MTA2/NuRD Regulates B Cell Development and Cooperates with OCA-B in Controlling the Pre-B to Immature B Cell Transition.

Cell reports (2019-07-11)
Xiangdong Lu, Chi-Shuen Chu, Terry Fang, Violeta Rayon-Estrada, Fang Fang, Alina Patke, Ye Qian, Stephen H Clarke, Ari M Melnick, Yi Zhang, F Nina Papavasiliou, Robert G Roeder
RESUMEN

The NuRD complex contains both chromatin remodeling and histone deacetylase activities. Mice lacking the MTA2 subunit of NuRD show developmental defects in pro-B, pre-B, immature B, and marginal zone B cells, and abnormal germinal center B cell differentiation during immune responses.
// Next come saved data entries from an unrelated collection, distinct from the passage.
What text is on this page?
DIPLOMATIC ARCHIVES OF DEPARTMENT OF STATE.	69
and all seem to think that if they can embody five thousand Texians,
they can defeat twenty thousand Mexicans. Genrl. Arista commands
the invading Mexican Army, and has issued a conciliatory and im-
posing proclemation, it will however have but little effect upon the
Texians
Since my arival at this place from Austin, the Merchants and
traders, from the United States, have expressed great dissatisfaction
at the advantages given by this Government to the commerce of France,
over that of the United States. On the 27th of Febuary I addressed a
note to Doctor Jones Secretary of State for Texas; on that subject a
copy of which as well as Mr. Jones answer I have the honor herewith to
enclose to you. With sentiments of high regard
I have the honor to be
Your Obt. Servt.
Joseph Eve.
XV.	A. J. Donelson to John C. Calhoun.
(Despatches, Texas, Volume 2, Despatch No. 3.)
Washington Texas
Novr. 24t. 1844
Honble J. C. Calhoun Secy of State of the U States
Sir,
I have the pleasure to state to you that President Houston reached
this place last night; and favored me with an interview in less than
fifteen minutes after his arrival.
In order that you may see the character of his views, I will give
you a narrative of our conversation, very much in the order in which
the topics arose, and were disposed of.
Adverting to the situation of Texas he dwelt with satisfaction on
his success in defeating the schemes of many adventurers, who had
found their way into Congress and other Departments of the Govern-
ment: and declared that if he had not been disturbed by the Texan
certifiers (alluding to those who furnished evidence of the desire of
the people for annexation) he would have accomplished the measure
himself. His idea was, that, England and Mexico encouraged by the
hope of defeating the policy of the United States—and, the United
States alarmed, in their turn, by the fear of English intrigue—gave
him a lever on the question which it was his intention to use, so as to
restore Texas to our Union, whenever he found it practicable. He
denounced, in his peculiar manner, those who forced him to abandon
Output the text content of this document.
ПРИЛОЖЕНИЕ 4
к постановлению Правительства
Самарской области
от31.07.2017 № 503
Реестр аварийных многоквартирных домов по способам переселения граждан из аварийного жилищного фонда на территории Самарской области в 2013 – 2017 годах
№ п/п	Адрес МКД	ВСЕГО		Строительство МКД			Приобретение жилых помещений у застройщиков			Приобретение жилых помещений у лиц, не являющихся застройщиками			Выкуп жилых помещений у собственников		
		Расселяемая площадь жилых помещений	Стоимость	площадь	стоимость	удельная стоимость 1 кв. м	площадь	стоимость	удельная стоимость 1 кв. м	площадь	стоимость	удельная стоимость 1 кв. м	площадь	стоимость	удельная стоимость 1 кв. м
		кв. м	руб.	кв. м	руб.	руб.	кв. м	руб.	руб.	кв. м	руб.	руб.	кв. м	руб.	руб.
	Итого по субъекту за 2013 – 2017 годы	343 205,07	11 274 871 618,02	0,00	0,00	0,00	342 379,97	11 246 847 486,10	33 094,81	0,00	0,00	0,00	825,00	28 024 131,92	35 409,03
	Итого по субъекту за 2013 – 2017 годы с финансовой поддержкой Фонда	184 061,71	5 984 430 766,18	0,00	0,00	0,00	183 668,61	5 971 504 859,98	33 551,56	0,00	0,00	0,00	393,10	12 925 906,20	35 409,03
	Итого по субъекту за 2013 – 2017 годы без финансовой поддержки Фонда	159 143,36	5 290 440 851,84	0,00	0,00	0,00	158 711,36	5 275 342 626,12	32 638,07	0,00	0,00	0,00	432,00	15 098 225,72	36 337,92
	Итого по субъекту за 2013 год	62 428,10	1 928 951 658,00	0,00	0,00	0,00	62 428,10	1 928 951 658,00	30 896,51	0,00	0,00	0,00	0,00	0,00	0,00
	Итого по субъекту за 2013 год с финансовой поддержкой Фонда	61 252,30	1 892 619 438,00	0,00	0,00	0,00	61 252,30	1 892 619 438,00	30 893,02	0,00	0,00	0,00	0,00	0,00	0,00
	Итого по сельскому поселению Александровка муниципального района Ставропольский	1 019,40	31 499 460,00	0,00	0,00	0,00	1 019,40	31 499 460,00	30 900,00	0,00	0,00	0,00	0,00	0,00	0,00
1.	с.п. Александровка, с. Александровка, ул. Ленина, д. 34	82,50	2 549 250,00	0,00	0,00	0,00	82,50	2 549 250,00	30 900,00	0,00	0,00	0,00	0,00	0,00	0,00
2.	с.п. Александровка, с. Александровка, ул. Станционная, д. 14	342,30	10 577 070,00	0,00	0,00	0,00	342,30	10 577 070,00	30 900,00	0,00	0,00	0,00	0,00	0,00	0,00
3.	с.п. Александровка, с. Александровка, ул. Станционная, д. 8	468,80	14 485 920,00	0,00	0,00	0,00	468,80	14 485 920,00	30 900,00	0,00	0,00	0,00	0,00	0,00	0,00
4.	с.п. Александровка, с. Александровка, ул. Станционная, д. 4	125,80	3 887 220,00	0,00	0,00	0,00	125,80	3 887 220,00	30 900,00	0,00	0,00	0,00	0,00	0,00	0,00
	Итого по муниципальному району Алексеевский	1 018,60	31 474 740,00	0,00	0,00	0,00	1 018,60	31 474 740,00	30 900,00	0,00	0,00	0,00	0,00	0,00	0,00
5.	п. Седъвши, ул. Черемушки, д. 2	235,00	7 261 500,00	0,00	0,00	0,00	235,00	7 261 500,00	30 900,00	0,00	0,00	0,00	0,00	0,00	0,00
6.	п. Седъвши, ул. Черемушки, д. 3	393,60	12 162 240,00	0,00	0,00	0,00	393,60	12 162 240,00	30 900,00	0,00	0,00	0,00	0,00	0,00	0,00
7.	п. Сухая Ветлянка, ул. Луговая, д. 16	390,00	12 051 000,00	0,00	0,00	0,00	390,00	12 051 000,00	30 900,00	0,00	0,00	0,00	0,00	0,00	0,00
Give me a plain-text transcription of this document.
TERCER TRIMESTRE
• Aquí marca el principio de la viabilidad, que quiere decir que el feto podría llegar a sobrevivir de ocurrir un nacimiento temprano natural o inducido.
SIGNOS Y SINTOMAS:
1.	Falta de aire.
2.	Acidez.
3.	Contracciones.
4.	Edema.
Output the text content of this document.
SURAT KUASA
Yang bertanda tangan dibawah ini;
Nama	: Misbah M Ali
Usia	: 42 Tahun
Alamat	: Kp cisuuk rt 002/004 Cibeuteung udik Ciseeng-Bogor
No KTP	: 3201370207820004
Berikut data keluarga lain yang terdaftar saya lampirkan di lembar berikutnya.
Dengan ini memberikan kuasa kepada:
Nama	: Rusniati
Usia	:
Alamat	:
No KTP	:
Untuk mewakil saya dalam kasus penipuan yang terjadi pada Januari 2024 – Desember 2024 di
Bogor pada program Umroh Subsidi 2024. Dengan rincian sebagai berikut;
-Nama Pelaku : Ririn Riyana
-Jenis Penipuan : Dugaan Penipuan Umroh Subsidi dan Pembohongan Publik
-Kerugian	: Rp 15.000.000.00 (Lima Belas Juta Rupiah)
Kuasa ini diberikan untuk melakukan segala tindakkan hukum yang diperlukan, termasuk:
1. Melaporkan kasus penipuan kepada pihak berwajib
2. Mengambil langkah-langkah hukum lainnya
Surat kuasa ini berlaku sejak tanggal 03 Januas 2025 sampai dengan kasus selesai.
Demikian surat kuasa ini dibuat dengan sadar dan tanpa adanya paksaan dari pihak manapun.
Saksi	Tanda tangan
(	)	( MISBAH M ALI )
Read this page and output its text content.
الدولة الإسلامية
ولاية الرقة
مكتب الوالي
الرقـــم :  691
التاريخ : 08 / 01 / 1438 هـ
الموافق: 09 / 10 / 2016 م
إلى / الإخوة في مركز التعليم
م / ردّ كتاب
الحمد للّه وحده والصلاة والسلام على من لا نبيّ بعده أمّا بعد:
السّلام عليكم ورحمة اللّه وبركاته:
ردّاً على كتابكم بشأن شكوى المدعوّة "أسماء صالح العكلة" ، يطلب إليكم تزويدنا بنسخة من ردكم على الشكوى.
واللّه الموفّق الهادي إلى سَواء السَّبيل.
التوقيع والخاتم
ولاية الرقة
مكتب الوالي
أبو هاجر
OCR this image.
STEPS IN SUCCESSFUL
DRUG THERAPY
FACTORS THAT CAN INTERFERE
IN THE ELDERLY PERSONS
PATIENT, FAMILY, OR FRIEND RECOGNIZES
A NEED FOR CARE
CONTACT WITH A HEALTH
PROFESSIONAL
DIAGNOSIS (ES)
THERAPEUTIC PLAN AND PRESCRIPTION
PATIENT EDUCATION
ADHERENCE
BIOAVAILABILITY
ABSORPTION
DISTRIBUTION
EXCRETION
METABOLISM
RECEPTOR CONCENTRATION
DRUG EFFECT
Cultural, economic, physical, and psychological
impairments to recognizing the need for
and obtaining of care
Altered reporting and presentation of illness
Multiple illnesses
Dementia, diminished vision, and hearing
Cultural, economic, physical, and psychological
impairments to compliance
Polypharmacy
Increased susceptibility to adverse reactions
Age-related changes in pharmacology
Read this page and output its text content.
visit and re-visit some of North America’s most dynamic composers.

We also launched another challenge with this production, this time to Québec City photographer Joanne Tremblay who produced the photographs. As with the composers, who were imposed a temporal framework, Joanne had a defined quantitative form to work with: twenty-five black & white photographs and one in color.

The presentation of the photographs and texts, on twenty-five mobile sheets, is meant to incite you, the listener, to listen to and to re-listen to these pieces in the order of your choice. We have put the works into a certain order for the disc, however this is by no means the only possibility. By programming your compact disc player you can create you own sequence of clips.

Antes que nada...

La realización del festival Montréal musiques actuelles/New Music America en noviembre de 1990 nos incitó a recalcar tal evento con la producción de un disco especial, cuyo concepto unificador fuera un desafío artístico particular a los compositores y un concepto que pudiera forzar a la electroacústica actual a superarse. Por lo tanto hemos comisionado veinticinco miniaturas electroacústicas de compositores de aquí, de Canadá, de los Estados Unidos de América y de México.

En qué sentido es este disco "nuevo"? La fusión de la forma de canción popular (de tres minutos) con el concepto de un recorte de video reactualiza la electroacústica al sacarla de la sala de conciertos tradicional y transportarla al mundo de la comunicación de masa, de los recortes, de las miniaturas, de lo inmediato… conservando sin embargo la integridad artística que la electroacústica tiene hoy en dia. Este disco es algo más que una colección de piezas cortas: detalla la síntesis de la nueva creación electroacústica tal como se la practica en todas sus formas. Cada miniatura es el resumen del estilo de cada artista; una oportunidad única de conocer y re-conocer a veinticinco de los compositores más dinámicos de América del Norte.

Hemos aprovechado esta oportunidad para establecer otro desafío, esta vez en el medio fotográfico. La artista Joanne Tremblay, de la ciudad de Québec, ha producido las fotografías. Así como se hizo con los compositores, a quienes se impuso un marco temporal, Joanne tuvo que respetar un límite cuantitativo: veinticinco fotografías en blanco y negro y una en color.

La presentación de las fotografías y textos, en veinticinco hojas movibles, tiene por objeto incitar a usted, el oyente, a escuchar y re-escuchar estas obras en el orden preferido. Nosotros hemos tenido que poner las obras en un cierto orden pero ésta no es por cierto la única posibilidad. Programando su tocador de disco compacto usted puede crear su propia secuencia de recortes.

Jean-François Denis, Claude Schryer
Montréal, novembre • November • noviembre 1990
Mta2 inactivation also causes a derepression of Igll1 and VpreB1 genes in pre-B cells. Furthermore, MTA2/NuRD interacts directly with AIOLOS/IKAROS and shows a striking overlap with AIOLOS/IKAROS target genes in human pre-B cells, suggesting a functional inter-dependence between MTA2/NuRD and AIOLOS. Mechanistically, MTA2 deficiency in mice leads to increased H3K27 acetylation at both Igll1 and VpreB1 promoters. Gene profiling analyses also identify distinct MTA2-dependent transcription programs in pro-B and pre-B cells. In addition, we find a strong synergy between MTA2 and OCA-B in repressing Igll1 and VpreB1 at the pre-B cell stage, and in regulating both the pre-B to immature B transition and splenic B cell development.